Ошибка, которая должна была быть исправлена в 2020 году

Изъян кроется в драйвере облачного фильтра Windows, cldflt.sys, а именно в процедуре под названием HsmOsBlockPlaceholderAccess. Ошибка не нова. Исследователь Google Project Zero Джеймс Форшоу (James Forshaw) сообщил о той же проблеме в Microsoft в сентябре 2020 года, и ей был присвоен номер CVE-2020-17103, а в декабре того же года ее якобы исправили. Компания Chaotic Eclipse запустила оригинальный proof-of-concept Форшоу без изменений и сообщает, что он работает как есть. "Я не уверен, что Microsoft так и не исправила эту проблему, или патч был тихо свернут в какой-то момент по неизвестным причинам", - написал исследователь в раскрытии информации.

Эксплойт злоупотребляет тем, как драйвер Cloud Filter обрабатывает создание ключей реестра через недокументированный API, позволяя обычному пользователю создавать произвольные ключи реестра в пользовательской ветке .DEFAULT без проверок доступа, которые должны их остановить. Это связано с условием гонки, поэтому процент успеха варьируется, но BleepingComputer's подтвержденные результаты говорят о том, что он достаточно надежен на реальном оборудовании. Одно исключение: он не работает на последней сборке Windows 11 Insider Preview Canary.

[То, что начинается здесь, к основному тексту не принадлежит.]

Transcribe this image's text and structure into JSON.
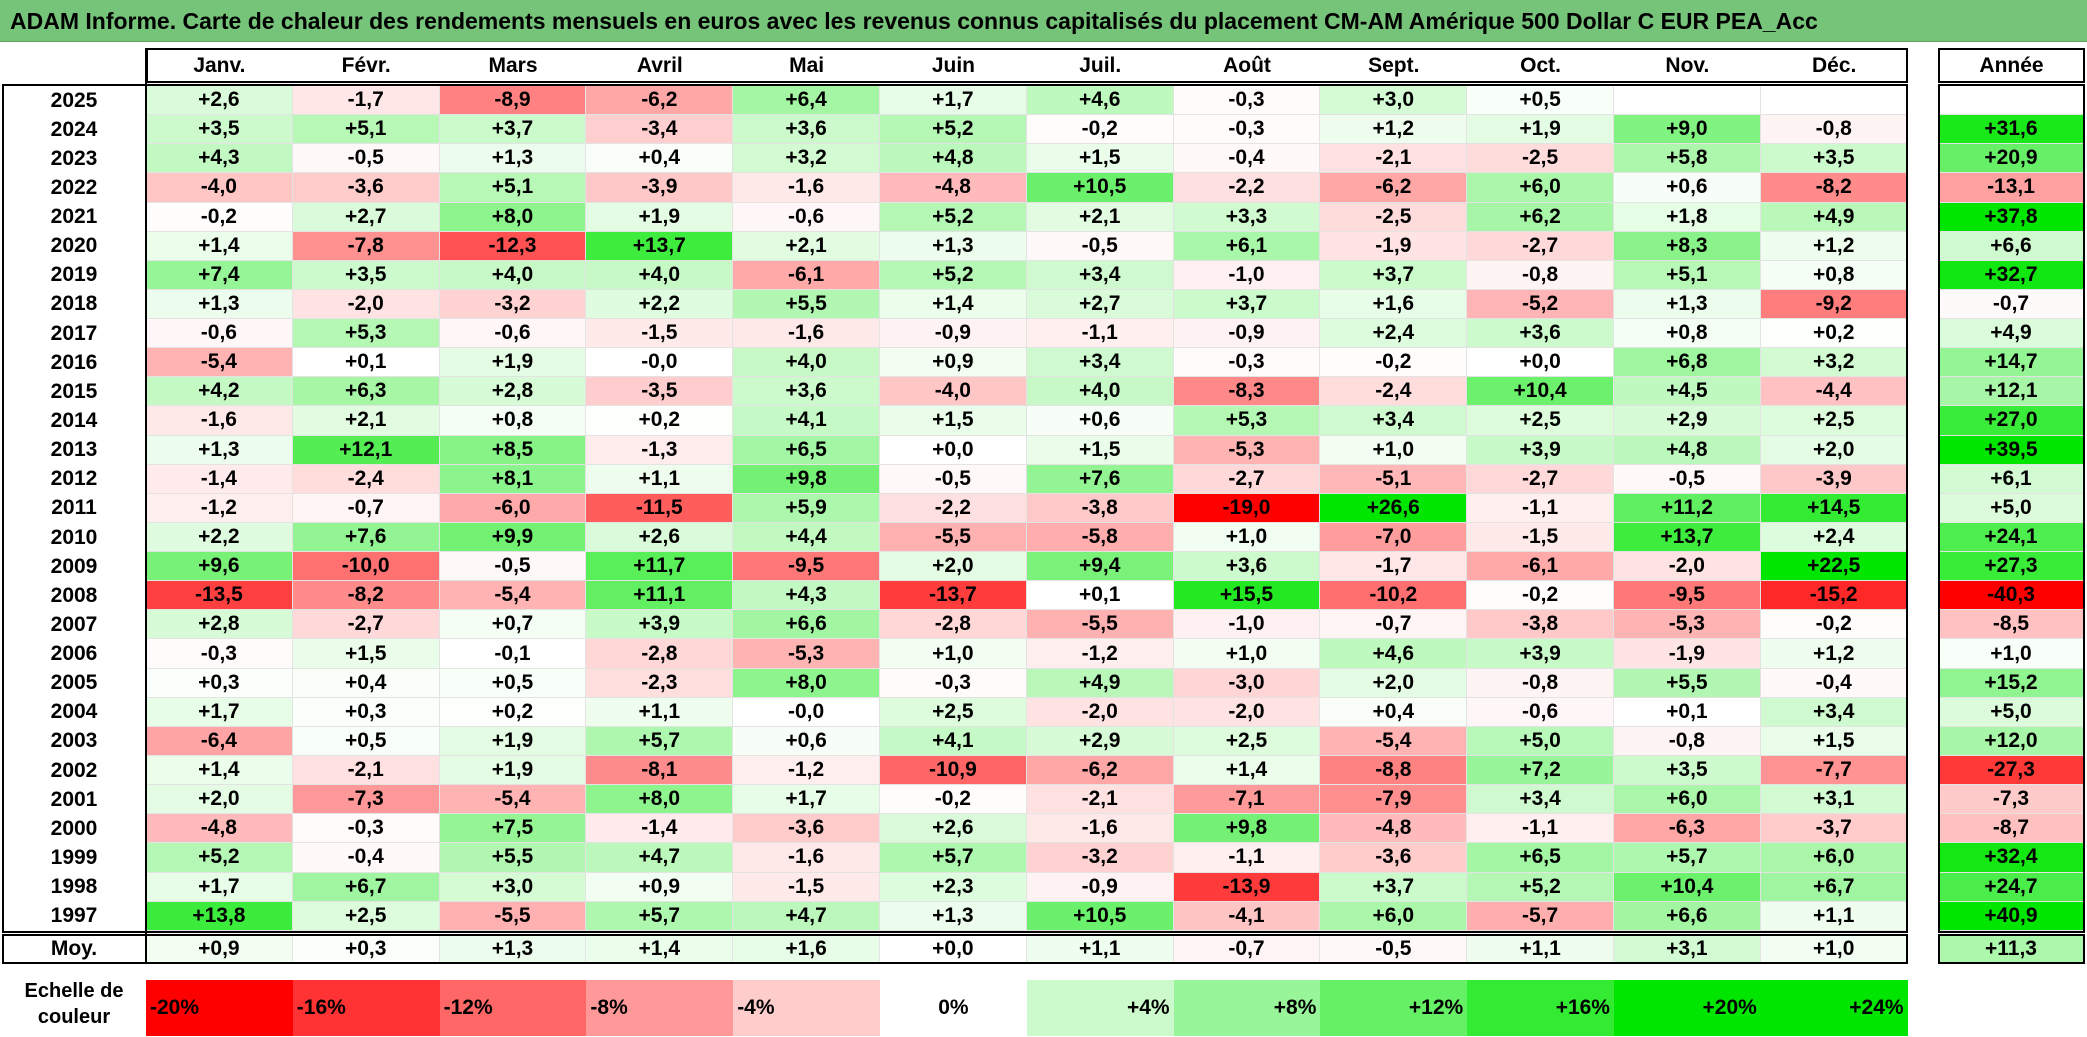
{
  "title": "ADAM Informe. Carte de chaleur des rendements mensuels en euros avec les revenus connus capitalisés du placement CM-AM Amérique 500 Dollar C EUR PEA_Acc",
  "chart_data": {
    "type": "heatmap",
    "title": "ADAM Informe. Carte de chaleur des rendements mensuels en euros avec les revenus connus capitalisés du placement CM-AM Amérique 500 Dollar C EUR PEA_Acc",
    "columns": [
      "Janv.",
      "Févr.",
      "Mars",
      "Avril",
      "Mai",
      "Juin",
      "Juil.",
      "Août",
      "Sept.",
      "Oct.",
      "Nov.",
      "Déc."
    ],
    "year_column_label": "Année",
    "rows": [
      {
        "year": "2025",
        "months": [
          "+2,6",
          "-1,7",
          "-8,9",
          "-6,2",
          "+6,4",
          "+1,7",
          "+4,6",
          "-0,3",
          "+3,0",
          "+0,5",
          "",
          ""
        ],
        "annual": ""
      },
      {
        "year": "2024",
        "months": [
          "+3,5",
          "+5,1",
          "+3,7",
          "-3,4",
          "+3,6",
          "+5,2",
          "-0,2",
          "-0,3",
          "+1,2",
          "+1,9",
          "+9,0",
          "-0,8"
        ],
        "annual": "+31,6"
      },
      {
        "year": "2023",
        "months": [
          "+4,3",
          "-0,5",
          "+1,3",
          "+0,4",
          "+3,2",
          "+4,8",
          "+1,5",
          "-0,4",
          "-2,1",
          "-2,5",
          "+5,8",
          "+3,5"
        ],
        "annual": "+20,9"
      },
      {
        "year": "2022",
        "months": [
          "-4,0",
          "-3,6",
          "+5,1",
          "-3,9",
          "-1,6",
          "-4,8",
          "+10,5",
          "-2,2",
          "-6,2",
          "+6,0",
          "+0,6",
          "-8,2"
        ],
        "annual": "-13,1"
      },
      {
        "year": "2021",
        "months": [
          "-0,2",
          "+2,7",
          "+8,0",
          "+1,9",
          "-0,6",
          "+5,2",
          "+2,1",
          "+3,3",
          "-2,5",
          "+6,2",
          "+1,8",
          "+4,9"
        ],
        "annual": "+37,8"
      },
      {
        "year": "2020",
        "months": [
          "+1,4",
          "-7,8",
          "-12,3",
          "+13,7",
          "+2,1",
          "+1,3",
          "-0,5",
          "+6,1",
          "-1,9",
          "-2,7",
          "+8,3",
          "+1,2"
        ],
        "annual": "+6,6"
      },
      {
        "year": "2019",
        "months": [
          "+7,4",
          "+3,5",
          "+4,0",
          "+4,0",
          "-6,1",
          "+5,2",
          "+3,4",
          "-1,0",
          "+3,7",
          "-0,8",
          "+5,1",
          "+0,8"
        ],
        "annual": "+32,7"
      },
      {
        "year": "2018",
        "months": [
          "+1,3",
          "-2,0",
          "-3,2",
          "+2,2",
          "+5,5",
          "+1,4",
          "+2,7",
          "+3,7",
          "+1,6",
          "-5,2",
          "+1,3",
          "-9,2"
        ],
        "annual": "-0,7"
      },
      {
        "year": "2017",
        "months": [
          "-0,6",
          "+5,3",
          "-0,6",
          "-1,5",
          "-1,6",
          "-0,9",
          "-1,1",
          "-0,9",
          "+2,4",
          "+3,6",
          "+0,8",
          "+0,2"
        ],
        "annual": "+4,9"
      },
      {
        "year": "2016",
        "months": [
          "-5,4",
          "+0,1",
          "+1,9",
          "-0,0",
          "+4,0",
          "+0,9",
          "+3,4",
          "-0,3",
          "-0,2",
          "+0,0",
          "+6,8",
          "+3,2"
        ],
        "annual": "+14,7"
      },
      {
        "year": "2015",
        "months": [
          "+4,2",
          "+6,3",
          "+2,8",
          "-3,5",
          "+3,6",
          "-4,0",
          "+4,0",
          "-8,3",
          "-2,4",
          "+10,4",
          "+4,5",
          "-4,4"
        ],
        "annual": "+12,1"
      },
      {
        "year": "2014",
        "months": [
          "-1,6",
          "+2,1",
          "+0,8",
          "+0,2",
          "+4,1",
          "+1,5",
          "+0,6",
          "+5,3",
          "+3,4",
          "+2,5",
          "+2,9",
          "+2,5"
        ],
        "annual": "+27,0"
      },
      {
        "year": "2013",
        "months": [
          "+1,3",
          "+12,1",
          "+8,5",
          "-1,3",
          "+6,5",
          "+0,0",
          "+1,5",
          "-5,3",
          "+1,0",
          "+3,9",
          "+4,8",
          "+2,0"
        ],
        "annual": "+39,5"
      },
      {
        "year": "2012",
        "months": [
          "-1,4",
          "-2,4",
          "+8,1",
          "+1,1",
          "+9,8",
          "-0,5",
          "+7,6",
          "-2,7",
          "-5,1",
          "-2,7",
          "-0,5",
          "-3,9"
        ],
        "annual": "+6,1"
      },
      {
        "year": "2011",
        "months": [
          "-1,2",
          "-0,7",
          "-6,0",
          "-11,5",
          "+5,9",
          "-2,2",
          "-3,8",
          "-19,0",
          "+26,6",
          "-1,1",
          "+11,2",
          "+14,5"
        ],
        "annual": "+5,0"
      },
      {
        "year": "2010",
        "months": [
          "+2,2",
          "+7,6",
          "+9,9",
          "+2,6",
          "+4,4",
          "-5,5",
          "-5,8",
          "+1,0",
          "-7,0",
          "-1,5",
          "+13,7",
          "+2,4"
        ],
        "annual": "+24,1"
      },
      {
        "year": "2009",
        "months": [
          "+9,6",
          "-10,0",
          "-0,5",
          "+11,7",
          "-9,5",
          "+2,0",
          "+9,4",
          "+3,6",
          "-1,7",
          "-6,1",
          "-2,0",
          "+22,5"
        ],
        "annual": "+27,3"
      },
      {
        "year": "2008",
        "months": [
          "-13,5",
          "-8,2",
          "-5,4",
          "+11,1",
          "+4,3",
          "-13,7",
          "+0,1",
          "+15,5",
          "-10,2",
          "-0,2",
          "-9,5",
          "-15,2"
        ],
        "annual": "-40,3"
      },
      {
        "year": "2007",
        "months": [
          "+2,8",
          "-2,7",
          "+0,7",
          "+3,9",
          "+6,6",
          "-2,8",
          "-5,5",
          "-1,0",
          "-0,7",
          "-3,8",
          "-5,3",
          "-0,2"
        ],
        "annual": "-8,5"
      },
      {
        "year": "2006",
        "months": [
          "-0,3",
          "+1,5",
          "-0,1",
          "-2,8",
          "-5,3",
          "+1,0",
          "-1,2",
          "+1,0",
          "+4,6",
          "+3,9",
          "-1,9",
          "+1,2"
        ],
        "annual": "+1,0"
      },
      {
        "year": "2005",
        "months": [
          "+0,3",
          "+0,4",
          "+0,5",
          "-2,3",
          "+8,0",
          "-0,3",
          "+4,9",
          "-3,0",
          "+2,0",
          "-0,8",
          "+5,5",
          "-0,4"
        ],
        "annual": "+15,2"
      },
      {
        "year": "2004",
        "months": [
          "+1,7",
          "+0,3",
          "+0,2",
          "+1,1",
          "-0,0",
          "+2,5",
          "-2,0",
          "-2,0",
          "+0,4",
          "-0,6",
          "+0,1",
          "+3,4"
        ],
        "annual": "+5,0"
      },
      {
        "year": "2003",
        "months": [
          "-6,4",
          "+0,5",
          "+1,9",
          "+5,7",
          "+0,6",
          "+4,1",
          "+2,9",
          "+2,5",
          "-5,4",
          "+5,0",
          "-0,8",
          "+1,5"
        ],
        "annual": "+12,0"
      },
      {
        "year": "2002",
        "months": [
          "+1,4",
          "-2,1",
          "+1,9",
          "-8,1",
          "-1,2",
          "-10,9",
          "-6,2",
          "+1,4",
          "-8,8",
          "+7,2",
          "+3,5",
          "-7,7"
        ],
        "annual": "-27,3"
      },
      {
        "year": "2001",
        "months": [
          "+2,0",
          "-7,3",
          "-5,4",
          "+8,0",
          "+1,7",
          "-0,2",
          "-2,1",
          "-7,1",
          "-7,9",
          "+3,4",
          "+6,0",
          "+3,1"
        ],
        "annual": "-7,3"
      },
      {
        "year": "2000",
        "months": [
          "-4,8",
          "-0,3",
          "+7,5",
          "-1,4",
          "-3,6",
          "+2,6",
          "-1,6",
          "+9,8",
          "-4,8",
          "-1,1",
          "-6,3",
          "-3,7"
        ],
        "annual": "-8,7"
      },
      {
        "year": "1999",
        "months": [
          "+5,2",
          "-0,4",
          "+5,5",
          "+4,7",
          "-1,6",
          "+5,7",
          "-3,2",
          "-1,1",
          "-3,6",
          "+6,5",
          "+5,7",
          "+6,0"
        ],
        "annual": "+32,4"
      },
      {
        "year": "1998",
        "months": [
          "+1,7",
          "+6,7",
          "+3,0",
          "+0,9",
          "-1,5",
          "+2,3",
          "-0,9",
          "-13,9",
          "+3,7",
          "+5,2",
          "+10,4",
          "+6,7"
        ],
        "annual": "+24,7"
      },
      {
        "year": "1997",
        "months": [
          "+13,8",
          "+2,5",
          "-5,5",
          "+5,7",
          "+4,7",
          "+1,3",
          "+10,5",
          "-4,1",
          "+6,0",
          "-5,7",
          "+6,6",
          "+1,1"
        ],
        "annual": "+40,9"
      }
    ],
    "average": {
      "label": "Moy.",
      "months": [
        "+0,9",
        "+0,3",
        "+1,3",
        "+1,4",
        "+1,6",
        "+0,0",
        "+1,1",
        "-0,7",
        "-0,5",
        "+1,1",
        "+3,1",
        "+1,0"
      ],
      "annual": "+11,3"
    },
    "scale": {
      "label_line1": "Echelle de",
      "label_line2": "couleur",
      "stops": [
        "-20%",
        "-16%",
        "-12%",
        "-8%",
        "-4%",
        "0%",
        "+4%",
        "+8%",
        "+12%",
        "+16%",
        "+20%",
        "+24%"
      ],
      "stop_values": [
        -20,
        -16,
        -12,
        -8,
        -4,
        0,
        4,
        8,
        12,
        16,
        20,
        24
      ]
    },
    "colors": {
      "negative_max": "#ff0000",
      "neutral": "#ffffff",
      "positive_max": "#00e000",
      "title_bar": "#76c47a"
    }
  }
}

Часть преднамеренной кампании

MiniPlasma - это еще одно раскрытие нулевого дня для Windows от Chaotic Eclipse за последние шесть недель. Исследователь начал в апреле с BlueHammer, уязвимости локального повышения привилегий в Windows Defender, которую Microsoft исправила во вторник патчей 14 апреля как CVE-2026-33825, всего через несколько дней после того, как она была публично раскрыта 3 апреля. За ней последовала RedSun, вторая LPE в Defender, которую Microsoft, как сообщается, исправила молча, не присвоив CVE. Следующим появился UnDefend, инструмент Defender для отказа в обслуживании, который блокирует обновления определений безопасности. Затем YellowKey, обход BitLocker, который разблокирует зашифрованные диски через среду восстановления WinRE. Затем GreenPlasma, повышение привилегий фреймворка CTFMON, для которого исследователь утаил часть кода эксплойта. Теперь MiniPlasma.

Все три оригинальных эксплойта, BlueHammer, RedSun и UnDefend, были подтверждены исследователями Huntress в реальных атаках вскоре после обнародования. Исследователь недвусмысленно объясняет причину их выпуска: недовольство тем, как Microsoft работает с отчетами о багах и проверкой патчей. Microsoft не дала никаких комментариев по поводу MiniPlasma. Ранее компания сообщила BleepingComputer, что она "поддерживает скоординированное раскрытие уязвимостей" как широко распространенную отраслевую практику.